WASHINGTON — The Supreme Court heard arguments Tuesday in a case over Alabama’s 2021 congressional redistricting plan. Although Black people make up 27% of Alabama’s population, the map includes just one majority-minority district, where Black voters constitute the majority.
Evan Milligan, executive director of the civic engagement group Alabama Forward, sued John Merrill, the Alabama Secretary of State, alongside other voting interest groups in three federal court cases.
Their argument hinges on Section 2 of the Voting Rights Act of 1965, which says that states must prevent racial minorities from having “less opportunity than other members of the electorate to participate in the political process and to elect representatives of their choice.” The plaintiffs presented 11 maps to prove that creating two majority-Black districts that complied with other traditional Alabama redistricting requirements was possible.
In January, a three judge panel ruled that Alabama’s new congressional maps likely did violate the Voting Rights Act and gave the state two weeks to create a new one. Alabama made an emergency appeal to the Supreme Court to stay the ruling.
In a 5-4 decision, the court agreed to let Alabama keep its proposed map until the case could be argued before the court. The three liberal justices were joined by Chief Justice John Roberts in dissent, saying that there was already precedent in place from a 1986 Supreme Court ruling.

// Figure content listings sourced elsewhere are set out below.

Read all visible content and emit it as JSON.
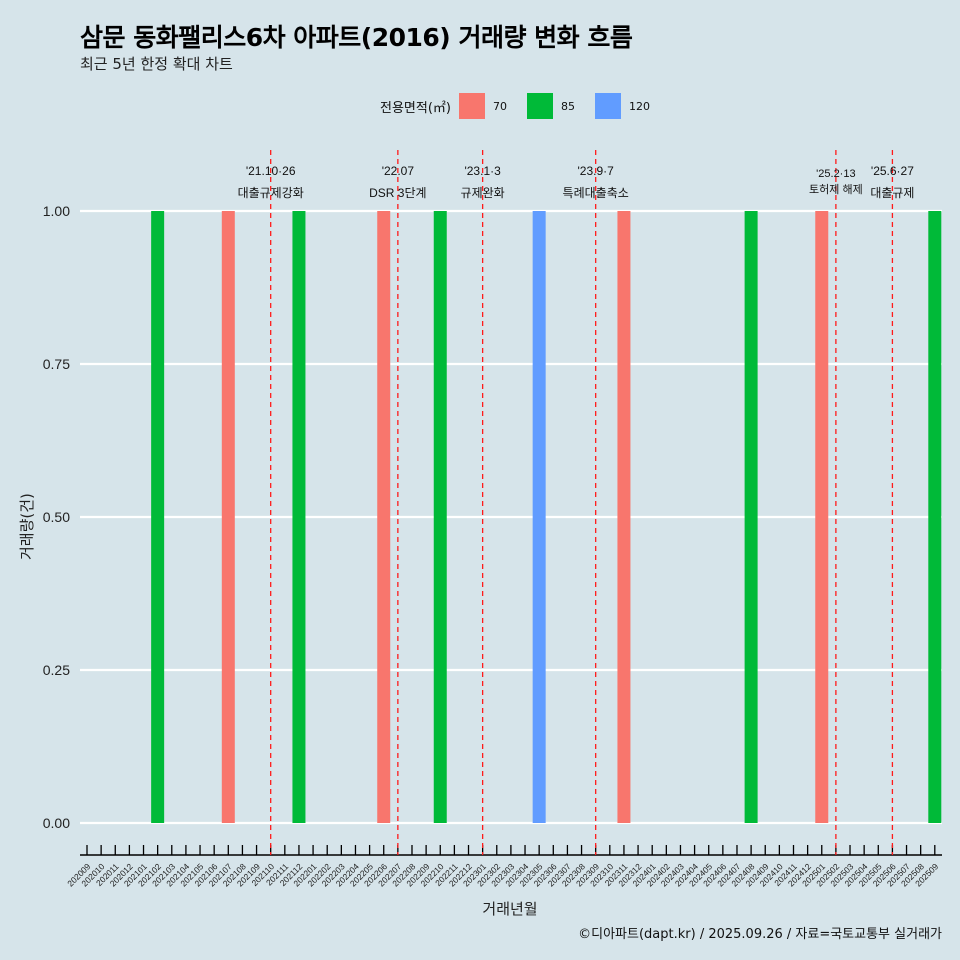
{
  "chart_data": {
    "type": "bar",
    "title": "삼문 동화팰리스6차 아파트(2016) 거래량 변화 흐름",
    "subtitle": "최근 5년 한정 확대 차트",
    "xlabel": "거래년월",
    "ylabel": "거래량(건)",
    "ylim": [
      0,
      1
    ],
    "yticks": [
      "0.00",
      "0.25",
      "0.50",
      "0.75",
      "1.00"
    ],
    "legend": {
      "title": "전용면적(㎡)",
      "position": "top",
      "entries": [
        {
          "name": "70",
          "color": "#f8766d"
        },
        {
          "name": "85",
          "color": "#00ba38"
        },
        {
          "name": "120",
          "color": "#619cff"
        }
      ]
    },
    "categories": [
      "202009",
      "202010",
      "202011",
      "202012",
      "202101",
      "202102",
      "202103",
      "202104",
      "202105",
      "202106",
      "202107",
      "202108",
      "202109",
      "202110",
      "202111",
      "202112",
      "202201",
      "202202",
      "202203",
      "202204",
      "202205",
      "202206",
      "202207",
      "202208",
      "202209",
      "202210",
      "202211",
      "202212",
      "202301",
      "202302",
      "202303",
      "202304",
      "202305",
      "202306",
      "202307",
      "202308",
      "202309",
      "202310",
      "202311",
      "202312",
      "202401",
      "202402",
      "202403",
      "202404",
      "202405",
      "202406",
      "202407",
      "202408",
      "202409",
      "202410",
      "202411",
      "202412",
      "202501",
      "202502",
      "202503",
      "202504",
      "202505",
      "202506",
      "202507",
      "202508",
      "202509"
    ],
    "bars": [
      {
        "month": "202102",
        "series": "85",
        "value": 1
      },
      {
        "month": "202107",
        "series": "70",
        "value": 1
      },
      {
        "month": "202112",
        "series": "85",
        "value": 1
      },
      {
        "month": "202206",
        "series": "70",
        "value": 1
      },
      {
        "month": "202210",
        "series": "85",
        "value": 1
      },
      {
        "month": "202305",
        "series": "120",
        "value": 1
      },
      {
        "month": "202311",
        "series": "70",
        "value": 1
      },
      {
        "month": "202408",
        "series": "85",
        "value": 1
      },
      {
        "month": "202501",
        "series": "70",
        "value": 1
      },
      {
        "month": "202509",
        "series": "85",
        "value": 1
      }
    ],
    "annotations": [
      {
        "month": "202110",
        "date": "'21.10·26",
        "text": "대출규제강화"
      },
      {
        "month": "202207",
        "date": "'22.07",
        "text": "DSR 3단계"
      },
      {
        "month": "202301",
        "date": "'23.1·3",
        "text": "규제완화"
      },
      {
        "month": "202309",
        "date": "'23.9·7",
        "text": "특례대출축소"
      },
      {
        "month": "202502",
        "date": "'25.2·13",
        "text": "토허제 해제"
      },
      {
        "month": "202506",
        "date": "'25.6·27",
        "text": "대출규제"
      }
    ]
  },
  "caption": "©디아파트(dapt.kr) / 2025.09.26 / 자료=국토교통부 실거래가"
}
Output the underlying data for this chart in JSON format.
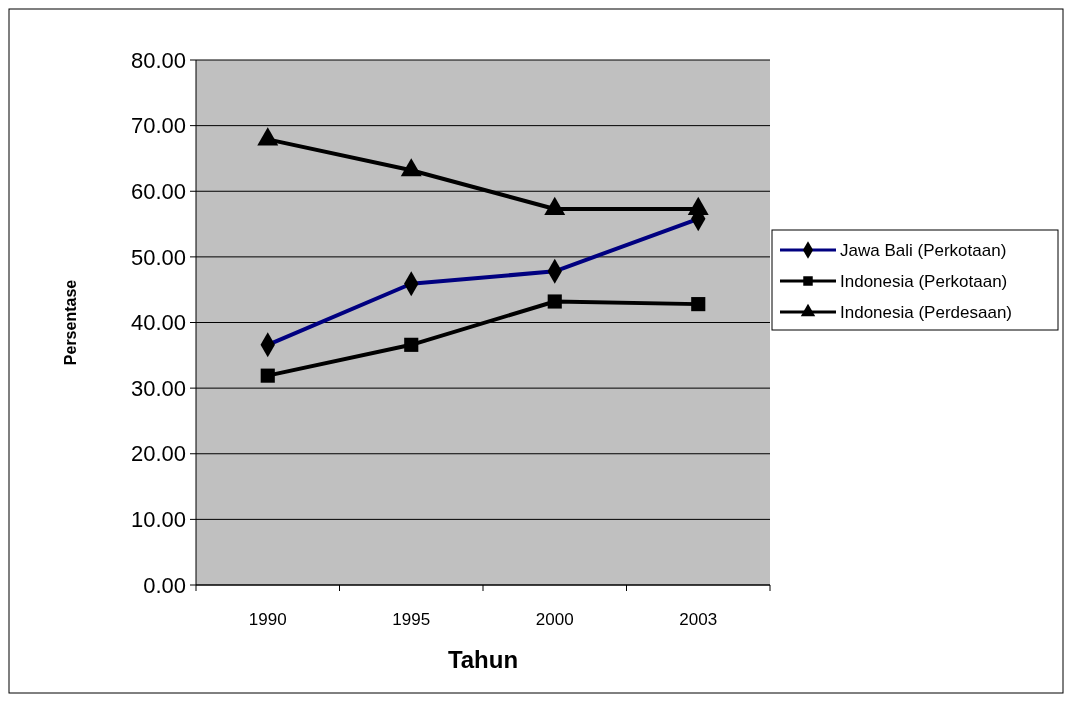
{
  "chart_data": {
    "type": "line",
    "xlabel": "Tahun",
    "ylabel": "Persentase",
    "categories": [
      "1990",
      "1995",
      "2000",
      "2003"
    ],
    "series": [
      {
        "name": "Jawa Bali (Perkotaan)",
        "color": "#000080",
        "marker": "diamond",
        "values": [
          36.6,
          45.9,
          47.8,
          55.8
        ]
      },
      {
        "name": "Indonesia (Perkotaan)",
        "color": "#000000",
        "marker": "square",
        "values": [
          31.9,
          36.6,
          43.2,
          42.8
        ]
      },
      {
        "name": "Indonesia (Perdesaan)",
        "color": "#000000",
        "marker": "triangle",
        "values": [
          67.9,
          63.2,
          57.3,
          57.3
        ]
      }
    ],
    "ylim": [
      0,
      80
    ],
    "yticks": [
      {
        "value": 0,
        "label": "0.00"
      },
      {
        "value": 10,
        "label": "10.00"
      },
      {
        "value": 20,
        "label": "20.00"
      },
      {
        "value": 30,
        "label": "30.00"
      },
      {
        "value": 40,
        "label": "40.00"
      },
      {
        "value": 50,
        "label": "50.00"
      },
      {
        "value": 60,
        "label": "60.00"
      },
      {
        "value": 70,
        "label": "70.00"
      },
      {
        "value": 80,
        "label": "80.00"
      }
    ],
    "grid": "y",
    "legend": "right"
  }
}
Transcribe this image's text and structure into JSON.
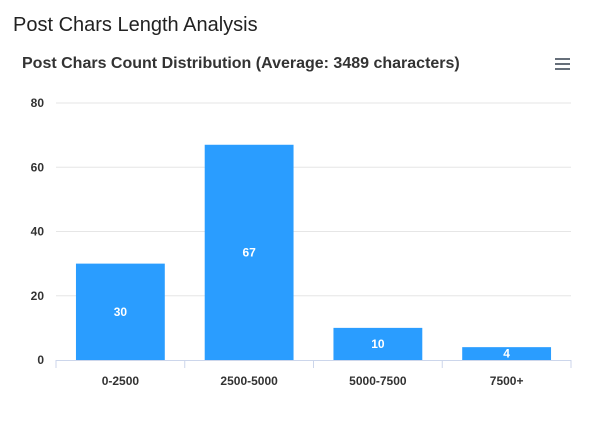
{
  "page": {
    "title": "Post Chars Length Analysis"
  },
  "chart_menu": {
    "icon": "hamburger-menu-icon"
  },
  "colors": {
    "bar": "#2a9dff",
    "grid": "#e6e6e6",
    "axis": "#ccd6eb",
    "text": "#333333"
  },
  "chart_data": {
    "type": "bar",
    "title": "Post Chars Count Distribution (Average: 3489 characters)",
    "xlabel": "",
    "ylabel": "",
    "categories": [
      "0-2500",
      "2500-5000",
      "5000-7500",
      "7500+"
    ],
    "values": [
      30,
      67,
      10,
      4
    ],
    "ylim": [
      0,
      80
    ],
    "yticks": [
      0,
      20,
      40,
      60,
      80
    ],
    "data_labels": [
      "30",
      "67",
      "10",
      "4"
    ],
    "grid": true,
    "legend": "none"
  }
}
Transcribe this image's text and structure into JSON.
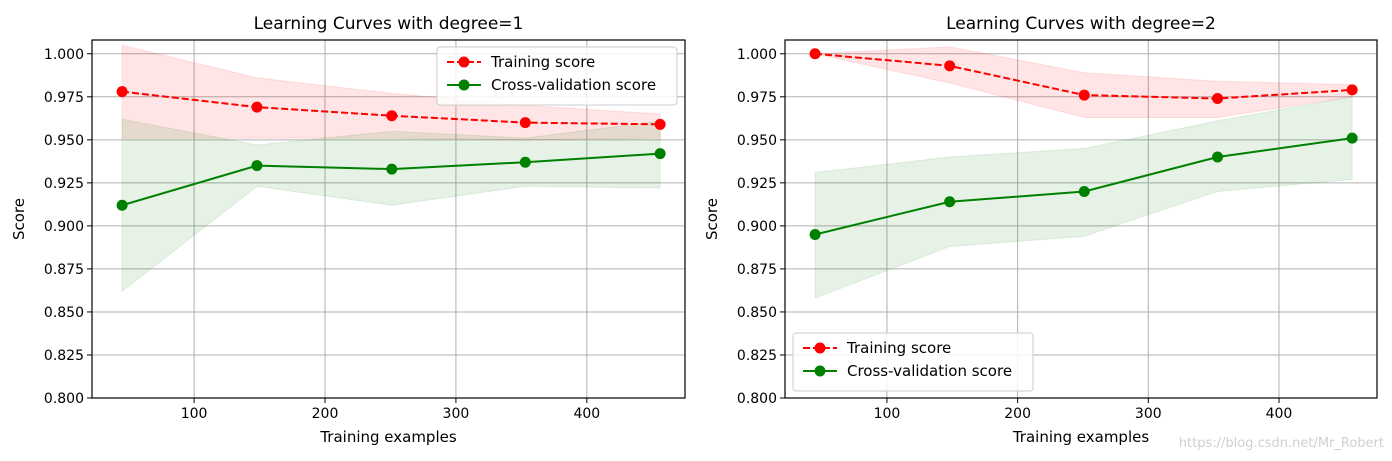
{
  "chart_data": [
    {
      "type": "line",
      "title": "Learning Curves with degree=1",
      "xlabel": "Training examples",
      "ylabel": "Score",
      "xlim": [
        22,
        475
      ],
      "ylim": [
        0.8,
        1.008
      ],
      "xticks": [
        100,
        200,
        300,
        400
      ],
      "xtick_labels": [
        "100",
        "200",
        "300",
        "400"
      ],
      "yticks": [
        0.8,
        0.825,
        0.85,
        0.875,
        0.9,
        0.925,
        0.95,
        0.975,
        1.0
      ],
      "ytick_labels": [
        "0.800",
        "0.825",
        "0.850",
        "0.875",
        "0.900",
        "0.925",
        "0.950",
        "0.975",
        "1.000"
      ],
      "grid": true,
      "legend_position": "top-right",
      "x": [
        45,
        148,
        251,
        353,
        456
      ],
      "series": [
        {
          "name": "Training score",
          "color": "#ff0000",
          "style": "dashed",
          "marker": "circle",
          "values": [
            0.978,
            0.969,
            0.964,
            0.96,
            0.959
          ],
          "band_upper": [
            1.005,
            0.986,
            0.977,
            0.97,
            0.965
          ],
          "band_lower": [
            0.951,
            0.951,
            0.951,
            0.95,
            0.951
          ]
        },
        {
          "name": "Cross-validation score",
          "color": "#008000",
          "style": "solid",
          "marker": "circle",
          "values": [
            0.912,
            0.935,
            0.933,
            0.937,
            0.942
          ],
          "band_upper": [
            0.962,
            0.947,
            0.955,
            0.951,
            0.961
          ],
          "band_lower": [
            0.862,
            0.923,
            0.912,
            0.923,
            0.922
          ]
        }
      ]
    },
    {
      "type": "line",
      "title": "Learning Curves with degree=2",
      "xlabel": "Training examples",
      "ylabel": "Score",
      "xlim": [
        22,
        475
      ],
      "ylim": [
        0.8,
        1.008
      ],
      "xticks": [
        100,
        200,
        300,
        400
      ],
      "xtick_labels": [
        "100",
        "200",
        "300",
        "400"
      ],
      "yticks": [
        0.8,
        0.825,
        0.85,
        0.875,
        0.9,
        0.925,
        0.95,
        0.975,
        1.0
      ],
      "ytick_labels": [
        "0.800",
        "0.825",
        "0.850",
        "0.875",
        "0.900",
        "0.925",
        "0.950",
        "0.975",
        "1.000"
      ],
      "grid": true,
      "legend_position": "bottom-left",
      "x": [
        45,
        148,
        251,
        353,
        456
      ],
      "series": [
        {
          "name": "Training score",
          "color": "#ff0000",
          "style": "dashed",
          "marker": "circle",
          "values": [
            1.0,
            0.993,
            0.976,
            0.974,
            0.979
          ],
          "band_upper": [
            1.0,
            1.004,
            0.989,
            0.984,
            0.982
          ],
          "band_lower": [
            1.0,
            0.983,
            0.963,
            0.963,
            0.975
          ]
        },
        {
          "name": "Cross-validation score",
          "color": "#008000",
          "style": "solid",
          "marker": "circle",
          "values": [
            0.895,
            0.914,
            0.92,
            0.94,
            0.951
          ],
          "band_upper": [
            0.931,
            0.94,
            0.945,
            0.961,
            0.975
          ],
          "band_lower": [
            0.858,
            0.888,
            0.894,
            0.92,
            0.927
          ]
        }
      ]
    }
  ],
  "watermark": "https://blog.csdn.net/Mr_Robert"
}
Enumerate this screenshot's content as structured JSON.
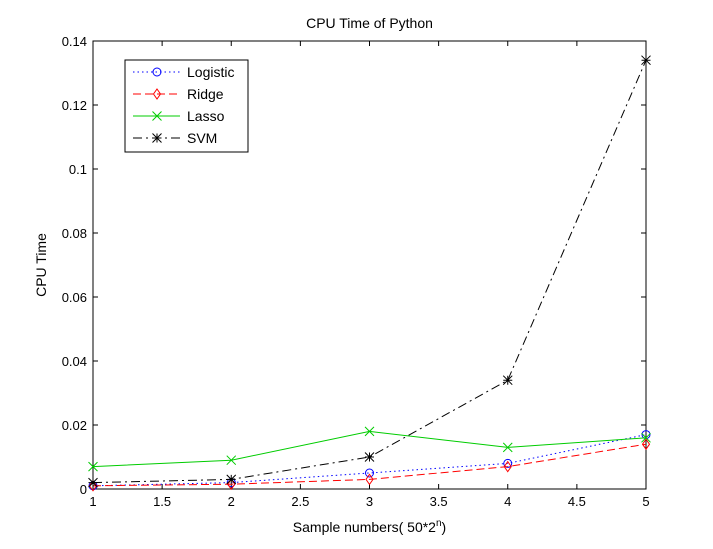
{
  "chart_data": {
    "type": "line",
    "title": "CPU Time of Python",
    "xlabel": "Sample numbers( 50*2",
    "xlabel_superscript": "n",
    "xlabel_suffix": ")",
    "ylabel": "CPU Time",
    "xlim": [
      1,
      5
    ],
    "ylim": [
      0,
      0.14
    ],
    "x_ticks": [
      1,
      1.5,
      2,
      2.5,
      3,
      3.5,
      4,
      4.5,
      5
    ],
    "x_tick_labels": [
      "1",
      "1.5",
      "2",
      "2.5",
      "3",
      "3.5",
      "4",
      "4.5",
      "5"
    ],
    "y_ticks": [
      0,
      0.02,
      0.04,
      0.06,
      0.08,
      0.1,
      0.12,
      0.14
    ],
    "y_tick_labels": [
      "0",
      "0.02",
      "0.04",
      "0.06",
      "0.08",
      "0.1",
      "0.12",
      "0.14"
    ],
    "grid": false,
    "legend_position": "top-left",
    "x": [
      1,
      2,
      3,
      4,
      5
    ],
    "series": [
      {
        "name": "Logistic",
        "values": [
          0.001,
          0.002,
          0.005,
          0.008,
          0.017
        ],
        "color": "#0000ff",
        "dash": "dotted",
        "marker": "circle"
      },
      {
        "name": "Ridge",
        "values": [
          0.001,
          0.0015,
          0.003,
          0.007,
          0.014
        ],
        "color": "#ff0000",
        "dash": "dashed",
        "marker": "diamond"
      },
      {
        "name": "Lasso",
        "values": [
          0.007,
          0.009,
          0.018,
          0.013,
          0.016
        ],
        "color": "#00cc00",
        "dash": "solid",
        "marker": "x"
      },
      {
        "name": "SVM",
        "values": [
          0.002,
          0.003,
          0.01,
          0.034,
          0.134
        ],
        "color": "#000000",
        "dash": "dashdot",
        "marker": "star"
      }
    ]
  }
}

In Thornburg v. Gingles, the court found that the North Carolina legislature’s redistricting plan violated Section 2 of the Voting Rights Act by grouping Black voters in such a way that it would be difficult if not impossible to elect their preferred candidates. And, before the Court heard the case, Congress clarified Section 2 to mean that plaintiffs only had to prove discriminatory effect - not discriminatory intent - for the Voting Rights Act to be violated.
Alabama’s Solicitor General Edmund Lacour made a varied and complicated set of arguments before the justices Tuesday, arguing both that the redistricting plan submitted by the plaintiffs did not meet the procedural standards set out by the 1986 ruling. He also contended that a map with more than one majority-minority district would be “racially gerrymandered,” allegedly violating the 14th Amendment.
Lacour seemed to suggest that such a map would disproportionately benefit Black people and harm white people.
“Single member districting is uniquely zero sum,” he said. “If you have a neutral plan and someone comes in and upsets it to racially gerrymander in favor of one racial group, necessarily you’re going to be harming some other group on account of race.”
The justices appeared skeptical of Alabama’s arguments, especially liberal Justices Elena Kagan and Ketanji Brown Jackson.
Conservative Justice Amy Coney Barrett also expressed confusion about Lacour’s arguments: “Mr. Lacour, I think I’m struggling in the same way that some others have about narrowing down exactly what your argument is. You know, I disagree with you and agree with Justice Kagan’s characterization of the intent point. Our precedent and the statute itself says that you don’t have to show discriminatory intent, so put that aside.”
Notably, Jackson argued that the Equal Protection Clause and of the 14th Amendment were adopted in a “race-conscious way.”
“I don’t think we can assume that just because race is taken into account that that necessarily creates an Equal Protection problem,” Jackson said. “‘(The country’s Framers and Founders) were in fact trying to ensure that people who had been discriminated against, the freedmen during the Reconstruction period, were actually brought equal to everyone else in society… That’s not a race-neutral or race-blind idea in terms of the remedy, and even more than that, I don’t think that the historical record establishes that the Founders believed that race neutrality or race blindness was required.”
Kagan suggested that previous rulings should have resolved this dispute without it needing to be brought to the Supreme Court saying, “What strikes me is that under our precedent this should be a slam dunk.”
This is the third major challenge to the Voting Rights Act to be argued before the Supreme Court since 2013. The previous two, Shelby County v. Holder and Brnovich v. Democratic National Committee, both resulted in significant constraints on the Voting Rights Act.
Kagan said Tuesday that the Voting Rights Act has not fared well at the court in recent years, “And you’re asking us essentially to cut back substantially on our 40 years and to make this, too, extremely difficult to prevail on. So what’s left?”